London History

.’. Dreaming of a Butterfly .’.


The EU funded European Public Art Centre – EPAC is a collaborative engagement between organisations across Europe focusing on intersections between art, science and society. It consists of eight outdoor exhibition spaces established in participating countries that include Latvia, Estonia, Finland, Portugal, Spain, Poland, UK and Iceland to establish the first ever Europe-wide contemporary art venue.

Now in its second phase of the EPAC programme, artworks rotate between participating countries. In London,  Antonio Caramelo presents his artwork DREAMING OF A BUTTERFLY. By interactively utilising surrounding sound, the work produces an illusion of living butterflies inside the box.

Believe me when I say: They look pretty real, a friend of mine couldn’t believe they were just a “very good” work of art.

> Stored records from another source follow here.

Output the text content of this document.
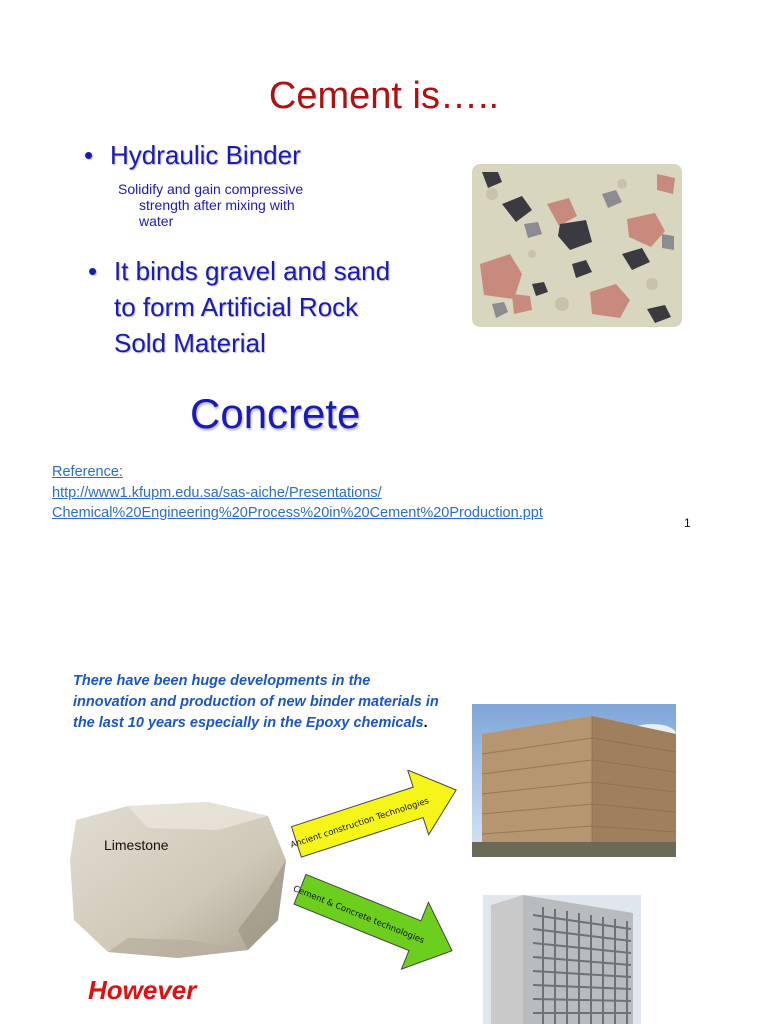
Cement is…..
• Hydraulic Binder
Solidify and gain compressive
strength after mixing with
water
• It binds gravel and sand
to form Artificial Rock
Sold Material
Concrete
Reference:
http://www1.kfupm.edu.sa/sas-aiche/Presentations/
Chemical%20Engineering%20Process%20in%20Cement%20Production.ppt
1
There have been huge developments in the innovation and production of new binder materials in the last 10 years especially in the Epoxy chemicals.
Limestone	Ancient construction Technologies
Cement & Concrete technologies
However
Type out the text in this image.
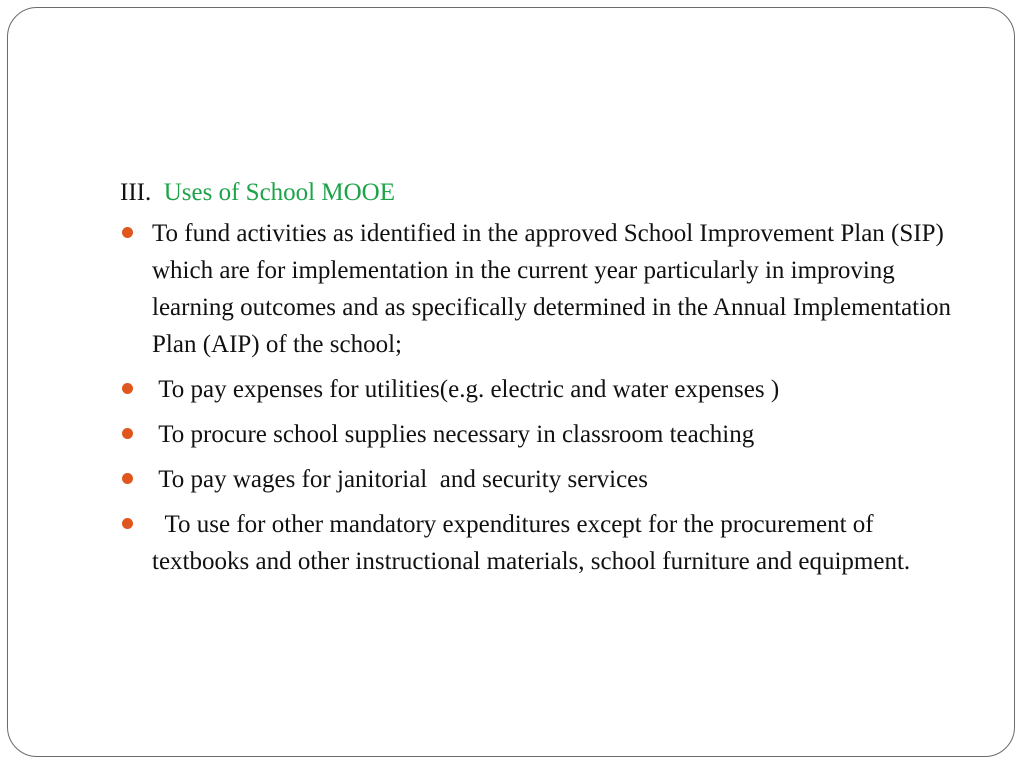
III.  Uses of School MOOE
To fund activities as identified in the approved School Improvement Plan (SIP) which are for implementation in the current year particularly in improving learning outcomes and as specifically determined in the Annual Implementation Plan (AIP) of the school;
To pay expenses for utilities(e.g. electric and water expenses )
To procure school supplies necessary in classroom teaching
To pay wages for janitorial  and security services
To use for other mandatory expenditures except for the procurement of textbooks and other instructional materials, school furniture and equipment.
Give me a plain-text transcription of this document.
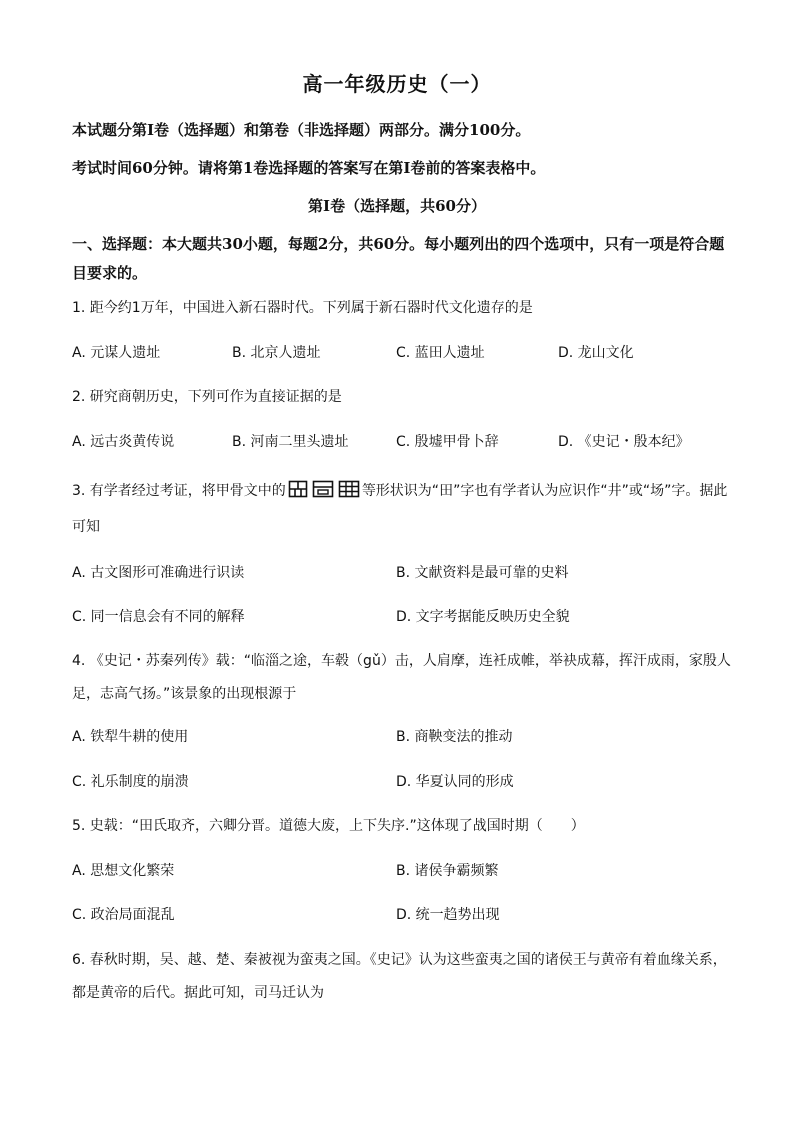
高一年级历史（一）
本试题分第Ⅰ卷（选择题）和第卷（非选择题）两部分。满分100分。
考试时间60分钟。请将第1卷选择题的答案写在第Ⅰ卷前的答案表格中。
第Ⅰ卷（选择题，共60分）
一、选择题：本大题共30小题，每题2分，共60分。每小题列出的四个选项中，只有一项是符合题目要求的。
1. 距今约1万年，中国进入新石器时代。下列属于新石器时代文化遗存的是
A. 元谋人遗址	B. 北京人遗址	C. 蓝田人遗址	D. 龙山文化
2. 研究商朝历史，下列可作为直接证据的是
A. 远古炎黄传说	B. 河南二里头遗址	C. 殷墟甲骨卜辞	D. 《史记・殷本纪》
3. 有学者经过考证，将甲骨文中的	等形状识为“田”字也有学者认为应识作“井”或“场”字。据此可知
A. 古文图形可准确进行识读	B. 文献资料是最可靠的史料
C. 同一信息会有不同的解释	D. 文字考据能反映历史全貌
4. 《史记・苏秦列传》载：“临淄之途，车毂（gǔ）击，人肩摩，连衽成帷，举袂成幕，挥汗成雨，家殷人足，志高气扬。”该景象的出现根源于
A. 铁犁牛耕的使用	B. 商鞅变法的推动
C. 礼乐制度的崩溃	D. 华夏认同的形成
5. 史载：“田氏取齐，六卿分晋。道德大废，上下失序.”这体现了战国时期（　　）
A. 思想文化繁荣	B. 诸侯争霸频繁
C. 政治局面混乱	D. 统一趋势出现
6. 春秋时期，吴、越、楚、秦被视为蛮夷之国。《史记》认为这些蛮夷之国的诸侯王与黄帝有着血缘关系，都是黄帝的后代。据此可知，司马迁认为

Check it out @ Spitalfields – London E1 6SW

Coal Holes

Christ Church School

In 1995, to celebrate the area’s history and cultural diversity, 25 cast iron roundels, with 20 different patterns, were set into pavements around Spitalfields. Each roundel, looks about the same size as the Victorian ‘coal-hole’ cover. It carried an image telling a story. The artist, Keith Bowler, who has lived in Spitalfields for many years, designed them and had them cast locally.

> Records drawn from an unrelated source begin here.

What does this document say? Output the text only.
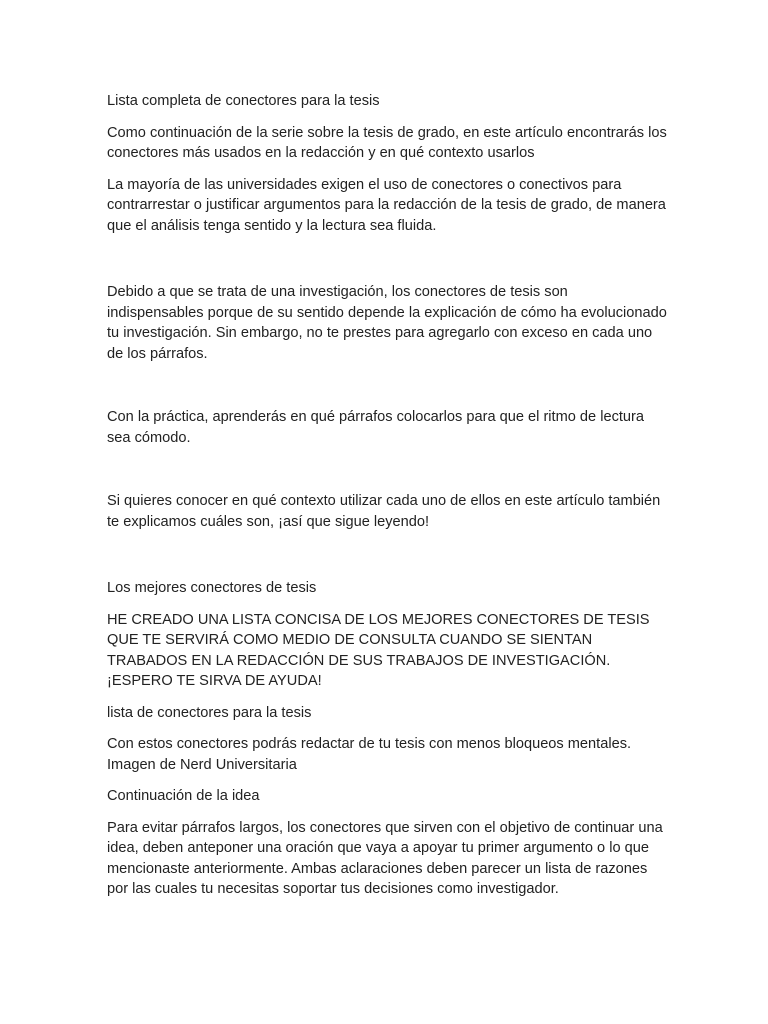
Lista completa de conectores para la tesis

Como continuación de la serie sobre la tesis de grado, en este artículo encontrarás los conectores más usados en la redacción y en qué contexto usarlos

La mayoría de las universidades exigen el uso de conectores o conectivos para contrarrestar o justificar argumentos para la redacción de la tesis de grado, de manera que el análisis tenga sentido y la lectura sea fluida.

Debido a que se trata de una investigación, los conectores de tesis son indispensables porque de su sentido depende la explicación de cómo ha evolucionado tu investigación. Sin embargo, no te prestes para agregarlo con exceso en cada uno de los párrafos.

Con la práctica, aprenderás en qué párrafos colocarlos para que el ritmo de lectura sea cómodo.

Si quieres conocer en qué contexto utilizar cada uno de ellos en este artículo también te explicamos cuáles son, ¡así que sigue leyendo!

Los mejores conectores de tesis

HE CREADO UNA LISTA CONCISA DE LOS MEJORES CONECTORES DE TESIS QUE TE SERVIRÁ COMO MEDIO DE CONSULTA CUANDO SE SIENTAN TRABADOS EN LA REDACCIÓN DE SUS TRABAJOS DE INVESTIGACIÓN. ¡ESPERO TE SIRVA DE AYUDA!

lista de conectores para la tesis

Con estos conectores podrás redactar de tu tesis con menos bloqueos mentales. Imagen de Nerd Universitaria

Continuación de la idea

Para evitar párrafos largos, los conectores que sirven con el objetivo de continuar una idea, deben anteponer una oración que vaya a apoyar tu primer argumento o lo que mencionaste anteriormente. Ambas aclaraciones deben parecer un lista de razones por las cuales tu necesitas soportar tus decisiones como investigador.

This one I found at Brick Lane just at the pavement of Christ Church School. You can see two children, dressed in 18th century costume, shown as pictures in a book and surrounded by eight pencils.

My new task is to find all of them after all they are not coal hole, but the roundels are worthy to look for.

London History

.’. Hardy’s Tree .’.


When I found out about the Hardy’s Tree I thought: What an amazing way for the nature to express itself!! But when you go to see the Hardy’s Tree you also think about Thomas Hardy and see the poetry on the image. Maybe he was trying to make the “sittuation” a little less horrid.

Before writting full time, Thomas Hardy studied architecture and during 1860s the Midland Railway was being built and the original St Pancras Churchyard was on the way of progress. The task to remove the bodies and tombs from the land was passed to Thomas and he spent many hours in Old St. Pancras Churchyard. The headstones around the Ash tree would have being placed there around this time and since them the tree has grown into what we see nowdays.


Coal Holes

Angel Alley

This plaque marks and points to the entrance to Angel Alley where the Freedom Press and bookshop are located, the world’s largest anarchist publisher. The Alley also has a large mural of famous anarchists.

The Alley is also very famous during the times of Jack the Ripper when it was used for girls to have some “privacy” during their working hours. Extensively used by prostitutes and their clients for centuries is also known as the place were Martha Turner (one of Jack the Ripper’s victims) used to hang out with a friend known as Pearly Poll.

It isn’t a coal hole but reminds me of one and I do think it should be part of my collection and you all should enjoy as well.

Coal Holes


I love coaholes. Off course I do, otherwise I wouldn’t ever have started this blog in first place. But how much other people love their coalhole?
It is important to protect things you love and this house at Bedford Place – Holborn, does love their coalhole.

London History

.’. Mystery Clock in the Strand .’.


During the time of Henry VIII a law was passed that all churchs and other official clocks in the city must be painted in blue and gold and, officially at least, that law has never been rescinded, which is why city clocks are still mostly painted in the King’s colours.

London has numerous highly eccentric clocks – the clock at St. Dusntan’s in the West with the giants beating the hours on a bell with their clubs, for example; or Fortnum and Mason’s clock outside their famous shop. But perhaps the most bixarre and least known is the Law Court’s clocks at Strand.

What makes this clock so unusual is that it was built by an iliterate Irishman who only made clocks as a hobby, yet it is supremely accurate – in fact when complete it was said to be the most accurate clock in London. The difficulty arose when a second clock was needed and the court authorities wanted something of similar quality. Only then was it discovered that the original hadd been made by a man who – because he could not write – had kept no record of how he did it, which is why the Law Court’s clock is unique and always will be.